Il manifesto del Partito Comunista affermava: “Le donne per la nuova famiglia e per il futuro dell’Italia”.
In quel periodo in Puglia il collegio elettorale era composto dalle province di Bari e Foggia. Si votava con la preferenza. In quel Collegio elettorale ci furono due grandi uomini, che duellarono democraticamente e politicamente.
Uno era Giuseppe Di Vittorio che sui palchi, parlava al cuore della gente. L’altro era Aldo Moro che in quelle stesse piazze parlava all’intelligenza e alla cultura dei cittadini, purtroppo in gran parte “incolti”, colpa della miseria e della guerra.
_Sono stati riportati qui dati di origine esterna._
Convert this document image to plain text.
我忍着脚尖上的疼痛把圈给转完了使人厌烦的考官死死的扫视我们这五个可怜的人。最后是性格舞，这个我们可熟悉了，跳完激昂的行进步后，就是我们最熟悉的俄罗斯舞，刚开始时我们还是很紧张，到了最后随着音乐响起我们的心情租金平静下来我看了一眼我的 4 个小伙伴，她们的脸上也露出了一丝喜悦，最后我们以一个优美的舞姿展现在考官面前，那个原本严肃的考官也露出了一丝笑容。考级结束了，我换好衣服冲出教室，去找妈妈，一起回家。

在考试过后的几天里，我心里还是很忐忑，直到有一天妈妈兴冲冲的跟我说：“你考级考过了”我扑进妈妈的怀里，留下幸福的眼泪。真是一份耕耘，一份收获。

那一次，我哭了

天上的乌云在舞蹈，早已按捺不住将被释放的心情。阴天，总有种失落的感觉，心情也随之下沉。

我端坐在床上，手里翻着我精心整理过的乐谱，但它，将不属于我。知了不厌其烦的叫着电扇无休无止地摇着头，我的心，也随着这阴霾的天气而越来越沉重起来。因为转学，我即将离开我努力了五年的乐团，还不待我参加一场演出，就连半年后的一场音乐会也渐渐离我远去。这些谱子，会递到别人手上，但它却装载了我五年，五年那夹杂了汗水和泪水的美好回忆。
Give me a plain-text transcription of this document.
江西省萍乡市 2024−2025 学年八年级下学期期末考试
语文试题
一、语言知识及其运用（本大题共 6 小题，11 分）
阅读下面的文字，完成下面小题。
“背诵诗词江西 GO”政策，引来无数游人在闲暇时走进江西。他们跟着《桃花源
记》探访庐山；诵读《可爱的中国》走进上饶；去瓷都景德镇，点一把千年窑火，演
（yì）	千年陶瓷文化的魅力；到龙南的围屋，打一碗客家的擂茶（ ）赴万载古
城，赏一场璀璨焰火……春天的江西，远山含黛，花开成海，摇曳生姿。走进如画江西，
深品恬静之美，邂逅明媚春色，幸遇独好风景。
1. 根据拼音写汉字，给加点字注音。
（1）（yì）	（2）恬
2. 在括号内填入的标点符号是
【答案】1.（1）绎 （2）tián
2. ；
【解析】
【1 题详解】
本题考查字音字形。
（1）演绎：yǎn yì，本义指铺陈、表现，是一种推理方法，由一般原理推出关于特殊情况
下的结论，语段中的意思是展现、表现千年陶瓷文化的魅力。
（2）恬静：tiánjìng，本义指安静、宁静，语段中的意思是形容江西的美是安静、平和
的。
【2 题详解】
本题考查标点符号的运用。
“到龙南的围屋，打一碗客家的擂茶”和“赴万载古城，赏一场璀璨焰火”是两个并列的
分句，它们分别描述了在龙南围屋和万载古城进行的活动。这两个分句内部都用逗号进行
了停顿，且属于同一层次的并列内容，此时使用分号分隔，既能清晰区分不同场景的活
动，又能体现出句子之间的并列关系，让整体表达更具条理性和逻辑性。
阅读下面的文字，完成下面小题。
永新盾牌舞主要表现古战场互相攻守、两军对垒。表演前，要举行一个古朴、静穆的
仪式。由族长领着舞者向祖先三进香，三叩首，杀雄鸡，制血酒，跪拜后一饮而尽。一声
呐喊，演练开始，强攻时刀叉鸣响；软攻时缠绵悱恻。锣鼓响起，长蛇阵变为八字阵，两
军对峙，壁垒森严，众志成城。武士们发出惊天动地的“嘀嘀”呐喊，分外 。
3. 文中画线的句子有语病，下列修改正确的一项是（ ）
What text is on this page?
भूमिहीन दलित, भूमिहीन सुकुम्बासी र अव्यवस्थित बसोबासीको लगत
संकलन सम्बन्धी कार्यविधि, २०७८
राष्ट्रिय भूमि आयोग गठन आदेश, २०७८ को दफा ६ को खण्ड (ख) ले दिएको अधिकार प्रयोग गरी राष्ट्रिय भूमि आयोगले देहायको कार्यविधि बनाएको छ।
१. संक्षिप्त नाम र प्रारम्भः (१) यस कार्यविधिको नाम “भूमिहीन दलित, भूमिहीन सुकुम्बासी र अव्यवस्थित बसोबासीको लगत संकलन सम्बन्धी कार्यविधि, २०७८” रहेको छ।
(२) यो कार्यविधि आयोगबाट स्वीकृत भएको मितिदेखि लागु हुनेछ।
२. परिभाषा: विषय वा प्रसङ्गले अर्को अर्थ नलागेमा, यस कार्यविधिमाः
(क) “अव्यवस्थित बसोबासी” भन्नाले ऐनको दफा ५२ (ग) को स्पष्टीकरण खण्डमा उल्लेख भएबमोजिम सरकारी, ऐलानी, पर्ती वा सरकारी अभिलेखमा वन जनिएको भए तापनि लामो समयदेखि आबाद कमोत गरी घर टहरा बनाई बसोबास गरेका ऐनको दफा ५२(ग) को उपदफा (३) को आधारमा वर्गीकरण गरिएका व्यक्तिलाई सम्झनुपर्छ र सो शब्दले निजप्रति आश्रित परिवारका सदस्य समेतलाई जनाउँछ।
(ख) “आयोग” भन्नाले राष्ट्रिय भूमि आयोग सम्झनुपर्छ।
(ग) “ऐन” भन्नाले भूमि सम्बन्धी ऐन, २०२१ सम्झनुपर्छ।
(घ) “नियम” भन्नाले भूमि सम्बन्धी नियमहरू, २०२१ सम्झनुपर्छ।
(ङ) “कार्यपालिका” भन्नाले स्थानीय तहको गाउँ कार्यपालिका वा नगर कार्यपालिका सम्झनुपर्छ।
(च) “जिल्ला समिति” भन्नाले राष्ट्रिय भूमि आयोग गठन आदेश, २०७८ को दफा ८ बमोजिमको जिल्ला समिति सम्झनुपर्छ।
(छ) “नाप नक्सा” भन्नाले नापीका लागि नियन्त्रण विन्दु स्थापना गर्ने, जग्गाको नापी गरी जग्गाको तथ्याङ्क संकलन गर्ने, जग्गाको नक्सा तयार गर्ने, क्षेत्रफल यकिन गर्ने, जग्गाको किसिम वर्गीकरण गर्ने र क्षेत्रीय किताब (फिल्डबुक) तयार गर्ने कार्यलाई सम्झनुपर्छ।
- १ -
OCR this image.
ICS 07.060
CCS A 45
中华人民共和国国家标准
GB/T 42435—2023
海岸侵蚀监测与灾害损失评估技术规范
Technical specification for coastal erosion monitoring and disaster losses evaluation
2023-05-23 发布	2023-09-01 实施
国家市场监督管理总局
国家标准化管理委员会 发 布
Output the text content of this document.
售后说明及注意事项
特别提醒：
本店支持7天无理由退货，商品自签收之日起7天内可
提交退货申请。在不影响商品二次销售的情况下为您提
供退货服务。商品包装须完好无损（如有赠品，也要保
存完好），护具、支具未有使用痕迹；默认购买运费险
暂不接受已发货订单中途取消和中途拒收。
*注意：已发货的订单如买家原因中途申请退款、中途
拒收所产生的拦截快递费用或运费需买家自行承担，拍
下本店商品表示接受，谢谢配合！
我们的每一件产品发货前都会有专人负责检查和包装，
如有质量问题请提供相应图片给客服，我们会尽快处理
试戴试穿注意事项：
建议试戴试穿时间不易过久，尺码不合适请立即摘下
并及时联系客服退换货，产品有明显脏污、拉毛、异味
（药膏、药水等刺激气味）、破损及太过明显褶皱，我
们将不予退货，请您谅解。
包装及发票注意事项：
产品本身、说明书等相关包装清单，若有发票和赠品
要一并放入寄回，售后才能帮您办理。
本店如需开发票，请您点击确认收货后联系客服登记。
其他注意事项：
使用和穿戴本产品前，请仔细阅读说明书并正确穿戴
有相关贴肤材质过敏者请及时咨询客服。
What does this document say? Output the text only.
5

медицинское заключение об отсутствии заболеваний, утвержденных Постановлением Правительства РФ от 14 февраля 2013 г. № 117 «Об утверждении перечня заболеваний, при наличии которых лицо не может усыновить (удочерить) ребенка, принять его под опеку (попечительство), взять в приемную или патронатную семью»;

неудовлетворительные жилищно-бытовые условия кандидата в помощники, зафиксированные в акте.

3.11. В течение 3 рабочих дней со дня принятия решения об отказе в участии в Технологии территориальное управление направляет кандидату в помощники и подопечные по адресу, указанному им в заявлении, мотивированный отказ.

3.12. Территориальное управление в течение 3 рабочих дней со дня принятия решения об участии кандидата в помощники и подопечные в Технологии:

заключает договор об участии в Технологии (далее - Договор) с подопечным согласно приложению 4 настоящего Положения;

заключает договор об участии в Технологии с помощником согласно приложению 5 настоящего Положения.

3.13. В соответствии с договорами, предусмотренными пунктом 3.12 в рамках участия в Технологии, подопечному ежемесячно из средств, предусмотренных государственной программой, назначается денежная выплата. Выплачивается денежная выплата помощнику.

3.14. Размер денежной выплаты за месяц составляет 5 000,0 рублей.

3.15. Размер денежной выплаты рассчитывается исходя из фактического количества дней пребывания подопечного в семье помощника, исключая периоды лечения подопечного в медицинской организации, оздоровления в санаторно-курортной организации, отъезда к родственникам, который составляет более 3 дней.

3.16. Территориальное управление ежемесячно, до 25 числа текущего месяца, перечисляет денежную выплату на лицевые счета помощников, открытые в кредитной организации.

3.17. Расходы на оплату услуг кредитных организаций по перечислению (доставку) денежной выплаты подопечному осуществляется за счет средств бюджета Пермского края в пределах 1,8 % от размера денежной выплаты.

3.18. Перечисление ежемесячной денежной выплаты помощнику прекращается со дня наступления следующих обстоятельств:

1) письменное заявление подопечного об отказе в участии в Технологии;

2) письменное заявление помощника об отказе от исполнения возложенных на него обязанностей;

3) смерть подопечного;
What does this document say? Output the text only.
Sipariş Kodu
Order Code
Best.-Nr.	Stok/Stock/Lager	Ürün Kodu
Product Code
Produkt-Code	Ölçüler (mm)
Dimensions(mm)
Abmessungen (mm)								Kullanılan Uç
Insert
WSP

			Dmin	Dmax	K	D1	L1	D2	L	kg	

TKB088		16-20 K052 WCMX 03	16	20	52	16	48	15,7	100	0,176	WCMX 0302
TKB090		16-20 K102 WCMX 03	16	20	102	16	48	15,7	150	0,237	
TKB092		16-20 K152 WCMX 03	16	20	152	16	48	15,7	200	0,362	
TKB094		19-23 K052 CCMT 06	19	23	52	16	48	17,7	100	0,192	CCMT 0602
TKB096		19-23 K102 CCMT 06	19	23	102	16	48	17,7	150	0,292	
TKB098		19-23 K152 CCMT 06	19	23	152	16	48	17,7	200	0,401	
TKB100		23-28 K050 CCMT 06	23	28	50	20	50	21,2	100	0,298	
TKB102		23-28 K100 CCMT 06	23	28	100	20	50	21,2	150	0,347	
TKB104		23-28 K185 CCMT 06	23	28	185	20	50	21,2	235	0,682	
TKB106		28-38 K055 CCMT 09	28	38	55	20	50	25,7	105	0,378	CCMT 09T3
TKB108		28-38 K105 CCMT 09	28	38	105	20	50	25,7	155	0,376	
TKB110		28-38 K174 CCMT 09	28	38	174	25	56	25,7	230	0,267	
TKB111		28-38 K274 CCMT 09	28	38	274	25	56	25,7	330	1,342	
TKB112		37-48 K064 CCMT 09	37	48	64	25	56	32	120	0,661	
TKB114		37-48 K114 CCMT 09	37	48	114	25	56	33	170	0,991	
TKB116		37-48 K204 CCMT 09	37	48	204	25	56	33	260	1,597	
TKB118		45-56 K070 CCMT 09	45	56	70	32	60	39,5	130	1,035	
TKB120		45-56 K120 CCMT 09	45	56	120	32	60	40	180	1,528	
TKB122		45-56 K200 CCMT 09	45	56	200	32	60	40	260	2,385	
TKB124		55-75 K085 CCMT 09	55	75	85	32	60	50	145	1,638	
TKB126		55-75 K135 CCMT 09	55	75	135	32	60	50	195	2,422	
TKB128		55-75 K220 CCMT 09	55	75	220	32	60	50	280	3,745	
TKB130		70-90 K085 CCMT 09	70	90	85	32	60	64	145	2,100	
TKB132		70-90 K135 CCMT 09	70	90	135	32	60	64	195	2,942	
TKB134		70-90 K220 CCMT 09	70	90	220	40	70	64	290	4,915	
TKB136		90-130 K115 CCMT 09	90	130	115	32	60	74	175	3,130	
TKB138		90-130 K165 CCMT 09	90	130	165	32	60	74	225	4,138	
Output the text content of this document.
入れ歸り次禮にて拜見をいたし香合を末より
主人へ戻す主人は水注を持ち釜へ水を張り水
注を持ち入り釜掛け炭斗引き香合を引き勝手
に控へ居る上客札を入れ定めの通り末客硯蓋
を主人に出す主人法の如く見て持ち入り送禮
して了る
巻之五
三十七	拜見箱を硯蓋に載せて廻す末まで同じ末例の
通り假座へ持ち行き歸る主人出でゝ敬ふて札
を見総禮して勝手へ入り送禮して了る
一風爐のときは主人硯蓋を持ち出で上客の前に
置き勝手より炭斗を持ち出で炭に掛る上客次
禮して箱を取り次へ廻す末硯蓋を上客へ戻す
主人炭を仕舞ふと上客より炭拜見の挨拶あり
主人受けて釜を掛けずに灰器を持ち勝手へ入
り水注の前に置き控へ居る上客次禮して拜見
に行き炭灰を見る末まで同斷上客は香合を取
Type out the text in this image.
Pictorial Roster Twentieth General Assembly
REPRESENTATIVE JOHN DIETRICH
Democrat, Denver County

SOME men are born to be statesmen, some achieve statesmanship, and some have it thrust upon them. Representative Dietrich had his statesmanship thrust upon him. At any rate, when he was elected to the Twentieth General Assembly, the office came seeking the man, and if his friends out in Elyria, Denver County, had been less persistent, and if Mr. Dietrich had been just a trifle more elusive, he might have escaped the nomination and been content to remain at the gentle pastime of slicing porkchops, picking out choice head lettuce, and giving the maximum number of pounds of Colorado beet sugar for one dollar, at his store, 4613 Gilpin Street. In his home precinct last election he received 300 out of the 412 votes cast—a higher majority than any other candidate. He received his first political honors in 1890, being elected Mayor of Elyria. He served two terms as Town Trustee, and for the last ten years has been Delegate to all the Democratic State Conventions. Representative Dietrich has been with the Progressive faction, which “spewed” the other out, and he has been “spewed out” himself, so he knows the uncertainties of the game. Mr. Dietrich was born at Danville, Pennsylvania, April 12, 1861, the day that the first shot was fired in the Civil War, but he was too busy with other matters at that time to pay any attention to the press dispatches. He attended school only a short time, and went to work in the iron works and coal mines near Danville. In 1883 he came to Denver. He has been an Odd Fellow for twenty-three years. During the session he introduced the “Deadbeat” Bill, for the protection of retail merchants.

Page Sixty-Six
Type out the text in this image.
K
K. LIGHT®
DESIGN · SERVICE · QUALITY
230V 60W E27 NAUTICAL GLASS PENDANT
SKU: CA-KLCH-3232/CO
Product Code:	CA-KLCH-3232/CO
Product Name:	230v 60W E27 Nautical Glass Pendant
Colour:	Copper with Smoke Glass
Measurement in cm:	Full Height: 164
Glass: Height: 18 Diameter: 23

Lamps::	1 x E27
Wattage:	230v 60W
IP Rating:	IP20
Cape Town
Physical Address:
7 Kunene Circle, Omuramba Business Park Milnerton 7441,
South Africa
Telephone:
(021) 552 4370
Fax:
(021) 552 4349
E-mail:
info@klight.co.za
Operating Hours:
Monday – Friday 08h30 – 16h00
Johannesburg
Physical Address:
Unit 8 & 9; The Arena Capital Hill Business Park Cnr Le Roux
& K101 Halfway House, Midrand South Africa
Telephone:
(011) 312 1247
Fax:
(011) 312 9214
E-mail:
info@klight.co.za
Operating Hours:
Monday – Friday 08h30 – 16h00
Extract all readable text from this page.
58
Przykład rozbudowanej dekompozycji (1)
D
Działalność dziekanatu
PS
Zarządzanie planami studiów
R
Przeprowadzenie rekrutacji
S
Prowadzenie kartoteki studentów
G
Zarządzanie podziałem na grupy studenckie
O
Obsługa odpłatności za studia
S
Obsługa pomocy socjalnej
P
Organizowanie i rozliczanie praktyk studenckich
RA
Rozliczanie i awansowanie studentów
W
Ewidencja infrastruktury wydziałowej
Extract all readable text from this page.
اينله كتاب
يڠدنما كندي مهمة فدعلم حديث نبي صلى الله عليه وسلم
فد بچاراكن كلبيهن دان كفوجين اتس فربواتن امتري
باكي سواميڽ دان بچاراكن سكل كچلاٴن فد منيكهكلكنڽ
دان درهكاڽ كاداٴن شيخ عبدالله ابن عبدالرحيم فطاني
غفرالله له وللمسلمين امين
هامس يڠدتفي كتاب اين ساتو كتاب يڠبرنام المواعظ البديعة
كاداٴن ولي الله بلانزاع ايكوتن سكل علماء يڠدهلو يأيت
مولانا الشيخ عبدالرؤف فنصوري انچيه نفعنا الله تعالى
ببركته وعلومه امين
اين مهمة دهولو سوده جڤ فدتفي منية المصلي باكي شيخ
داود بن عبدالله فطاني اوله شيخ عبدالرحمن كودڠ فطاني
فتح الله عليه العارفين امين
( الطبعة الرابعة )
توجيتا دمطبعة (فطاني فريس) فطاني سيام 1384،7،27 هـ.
La gente era assetata di democrazia. Dopo vent’anni di repressione fisica e psicologica, andava nelle piazze per apprendere le “novità”, capire, conoscere.
Moro di cosa parlava?
Moro parlava di Stato etico, di diritto e morale, della eticità della politica. Scrivono La Gazzetta del Mezzogiorno dell’epoca: “Grandissima folla ai comizi di Moro. Tantissimi applausi, ma la gente non capisce”. Ed era logico che non capisse. Come faceva a capire l’ unità e la pluralità di reato? Come faceva a capire lo Stato etico, se dopo vent’anni di fascismo i cittadini pugliesi erano stati compressi nella cultura, nella possibilità di dialogare, nel confronto, nella democrazia?
Tuttavia riportano le cronache giornalistiche dell’epoca: “La gente, anche se non capisce quello che dice Moro, va via felice”.
La gente andava via felice perché le parole di Moro aprivano al futuro, davano prospettiva, creavano speranza. Insegnavano ai “cafoni” del sud che la democrazia, la peggiore democrazia è sempre la migliore forma di Governo rispetto ad una dittatura.
La gente andava via dai comizi contenta, perché capiva che il mondo stava cambiando e che da quel momento tutti avrebbero avuto la possibilità di competere nella società. Non soltanto i ricchi, i nobili o i benestanti. Questo era il senso che Moro trasferiva in quelle caldissime estati del 1946.
Ci sono due caratteristiche di Moro che hanno contraddistinto tutta la sua vita: una è la sacralità della persona, l’altra è la volontà di includere. Non di escludere! Lui ha fatto il centrosinistra, dopo il centrismo degasperiano e quando annunciò il centrosinistra con i socialisti di Nenni, disse: “Inserire nel circuito del potere quelli che ne sono ancora esclusi”. La sua volontà era sempre di comprendere, di inserire.
Moro non ha mai parlato di nemici. Ha parlato di avversari. Le persone – affermava – sono sempre le stesse, indipendentemente dalle parti nelle quali militano.
Nella preparazione e nei lavori della Costituzione Moro si impegnò soprattutto sui diritti delle persone. Si impegnò per ridare alla persona quei diritti che, come è scritto nella Costituzione, non sono concessi dallo Stato, ma sono riconosciuti dallo Stato.
Perché Moro volle che il termine fosse il riconoscimento e non la concessione dei diritti?
Perché quando c’è la concessione dei diritti, gli stessi possono essere pure tolti. Quando c’è il riconoscimento, i diritti non vengono dati né tolti, solo riconosciuti. I diritti – affermava –  non sono del cittadino, sono della persona. Moro si batté per affermare ciò e perché i diritti fossero riconosciuti dallo Stato.
Nella politica di Moro c’è la serietà dei comportamenti. C’è l’intuizione del futuro, c’è la volontà di far crescere tutti.
Quando Moro andò ad inaugurare l’Autostrada del Sole, la Napoli-Milano, disse che quella Autostrada serviva a collegare il sud povero, dimenticato, oltraggiato, al nord opulento e ricco.
Che cos’era la scuola per Moro? Durante il suo Governo la scuola italiana è passata dalla obbligatorietà della scuola elementare alla obbligatorietà della scuola media. Moro diceva che la scuola era la possibilità per il povero del sud o per il figlio dell’operaio del sud di competere culturalmente, in base alle sue possibilità, con il futuro e nel futuro.
Moro aveva della società non una visione statica ma una visione dinamica. Lavorava per dare a tutti la possibilità di fare un passo in avanti. La politica di Moro era finalizzata a questo.
Ecco che cosa ricordare a 32 anni dalla sua morte: modernità di pensiero, apertura verso gli altri, desiderio di una crescita culturale, senza la quale nessun popolo può andare incontro all’evoluzione.